GlaxoSmithKline's fallen diabetes drug Avandia has taken another hit after research in the British Medical Journal added further weight to evidence that the drug could put patients at an increased risk from heart disease.

Sales of GSK's franchise - comprised of Avandia (rosiglitazone), Avandamet (rosiglitazone/metformin) and Avaglim (rosiglitazone/glimepride) - were suspended in Europe last September and its use across the Atlantic was severely restricted amid claims the drug is associated with fluid retention and increased risk of heart failure, and the company is facing a string of liability cases as a result.

Since its introduction in 2000 regulators have kept a close eye on the drug's cardiovascular safety profile, but as new data from clinical trials, observational studies and meta-analyses emerged over the last three years, suggesting a possibly increased risk of ischaemic heart disease, Europe's Committee for Medicinal Products for Human Use decided that the benefits no longer outweigh the risks.

Now new research seems to confirm that rosiglitazone is indeed linked with significantly higher odds of serious heart conditions when pitted against Takeda's Actos (pioglitazone), another diabetes therapy in the thiazolidinedione class of drugs.

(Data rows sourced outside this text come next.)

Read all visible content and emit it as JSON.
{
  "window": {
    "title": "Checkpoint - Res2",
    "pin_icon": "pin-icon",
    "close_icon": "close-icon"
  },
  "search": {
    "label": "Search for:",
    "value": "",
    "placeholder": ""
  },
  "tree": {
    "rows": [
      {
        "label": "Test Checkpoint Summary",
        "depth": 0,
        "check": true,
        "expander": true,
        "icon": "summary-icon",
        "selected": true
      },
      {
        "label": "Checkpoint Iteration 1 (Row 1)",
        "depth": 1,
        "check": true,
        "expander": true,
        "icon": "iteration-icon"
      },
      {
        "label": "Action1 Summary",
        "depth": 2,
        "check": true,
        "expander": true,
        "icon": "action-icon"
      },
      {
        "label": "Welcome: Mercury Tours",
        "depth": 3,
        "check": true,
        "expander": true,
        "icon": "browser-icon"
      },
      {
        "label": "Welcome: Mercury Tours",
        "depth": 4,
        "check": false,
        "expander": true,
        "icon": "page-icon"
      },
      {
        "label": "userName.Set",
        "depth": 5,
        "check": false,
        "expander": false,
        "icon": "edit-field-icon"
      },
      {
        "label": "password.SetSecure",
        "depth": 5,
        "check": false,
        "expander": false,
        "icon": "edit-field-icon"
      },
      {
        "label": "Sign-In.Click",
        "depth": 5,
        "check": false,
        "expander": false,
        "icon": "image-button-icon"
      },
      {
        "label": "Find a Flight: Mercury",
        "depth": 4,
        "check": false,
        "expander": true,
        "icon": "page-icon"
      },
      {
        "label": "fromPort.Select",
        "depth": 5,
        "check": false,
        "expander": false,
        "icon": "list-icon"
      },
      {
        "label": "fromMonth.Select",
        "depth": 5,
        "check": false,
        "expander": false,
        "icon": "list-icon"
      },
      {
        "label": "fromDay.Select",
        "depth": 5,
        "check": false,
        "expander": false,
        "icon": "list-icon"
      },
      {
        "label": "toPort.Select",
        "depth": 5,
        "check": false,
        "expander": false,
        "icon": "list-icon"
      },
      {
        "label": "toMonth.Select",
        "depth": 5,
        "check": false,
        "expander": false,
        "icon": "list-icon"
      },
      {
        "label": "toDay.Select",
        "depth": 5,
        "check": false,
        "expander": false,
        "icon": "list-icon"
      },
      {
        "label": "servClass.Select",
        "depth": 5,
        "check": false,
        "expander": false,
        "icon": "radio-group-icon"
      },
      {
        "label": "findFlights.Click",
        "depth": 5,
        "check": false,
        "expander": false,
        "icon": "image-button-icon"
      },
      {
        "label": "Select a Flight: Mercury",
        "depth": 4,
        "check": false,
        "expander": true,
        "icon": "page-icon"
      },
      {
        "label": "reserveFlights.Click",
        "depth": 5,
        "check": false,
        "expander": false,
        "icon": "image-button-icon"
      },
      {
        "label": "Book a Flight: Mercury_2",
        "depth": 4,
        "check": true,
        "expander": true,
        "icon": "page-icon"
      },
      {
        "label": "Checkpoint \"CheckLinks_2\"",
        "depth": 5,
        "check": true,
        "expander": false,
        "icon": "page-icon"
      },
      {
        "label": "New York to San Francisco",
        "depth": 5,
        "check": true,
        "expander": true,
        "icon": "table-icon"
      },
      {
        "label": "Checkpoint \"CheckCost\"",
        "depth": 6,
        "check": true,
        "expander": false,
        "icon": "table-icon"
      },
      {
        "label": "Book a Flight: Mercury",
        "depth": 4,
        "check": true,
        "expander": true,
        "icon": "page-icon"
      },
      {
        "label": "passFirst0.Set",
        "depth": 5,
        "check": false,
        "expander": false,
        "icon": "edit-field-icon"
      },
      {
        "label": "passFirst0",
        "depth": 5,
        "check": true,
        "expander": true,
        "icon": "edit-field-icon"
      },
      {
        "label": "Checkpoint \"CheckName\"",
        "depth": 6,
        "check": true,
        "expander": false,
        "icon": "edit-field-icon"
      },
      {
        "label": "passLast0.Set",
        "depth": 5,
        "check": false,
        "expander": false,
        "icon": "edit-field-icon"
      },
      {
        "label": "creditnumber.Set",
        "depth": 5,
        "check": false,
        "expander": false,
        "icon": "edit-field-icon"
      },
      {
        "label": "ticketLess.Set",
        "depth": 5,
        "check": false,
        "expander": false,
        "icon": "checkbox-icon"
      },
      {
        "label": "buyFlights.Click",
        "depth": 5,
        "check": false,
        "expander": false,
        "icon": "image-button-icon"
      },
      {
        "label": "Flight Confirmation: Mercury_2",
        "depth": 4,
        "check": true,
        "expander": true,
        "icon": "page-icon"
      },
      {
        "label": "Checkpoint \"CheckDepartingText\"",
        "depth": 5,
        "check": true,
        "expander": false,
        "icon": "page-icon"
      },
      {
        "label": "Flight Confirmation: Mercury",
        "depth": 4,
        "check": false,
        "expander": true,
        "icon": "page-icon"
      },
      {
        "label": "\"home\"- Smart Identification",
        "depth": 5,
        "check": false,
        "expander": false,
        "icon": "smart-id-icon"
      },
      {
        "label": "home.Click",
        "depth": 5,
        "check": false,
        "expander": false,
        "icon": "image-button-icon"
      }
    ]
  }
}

Researchers from the US and Europe looked at studies involving more than 810,000 patients, and found, that compared with Actos, Avandia was associated with a significant hike in the risk of heart attack (16%), congestive heart failure (23%), and mortality (14%).

This, the authors note, could lead to 170 excess heart attacks, 649 excess cases of heart failure, and 431 excess deaths for every 100,000 patients given Avandia instead of Actos, which, given that around 3.8 million scripts for the former are dished out every year in the US, could have a "considerable" effect on public health. 

GSK stands behind Avandia

However, a spokesperson for GSK told PharmaTimes World News that many of the 16 observational studies included in this meta-analysis have already been looked at by the FDA, which actually "strongly recommended against 'combining' dissimilar observational studies into one estimate, as was done in this meta-analysis".  

In addition, the spokesperson stressed that, while some observational studies have suggested a higher risk for cardiovascular events with Avandia versus Actos, others have not, and as there are no head-to-head clinical studies with cardiovascular outcomes results between the two drugs definitive conclusions about differences in cardiovascular data are hard to make.

GSK said it stands behind the safety and efficacy of Avandia when used appropriately. "Since 2007, results from six randomized clinical trials with data related to the cardiovascular safety of Avandia have been reported. Taken together, these trials showed that Avandia does not increase the overall risk of heart attack, stroke or death", it points out.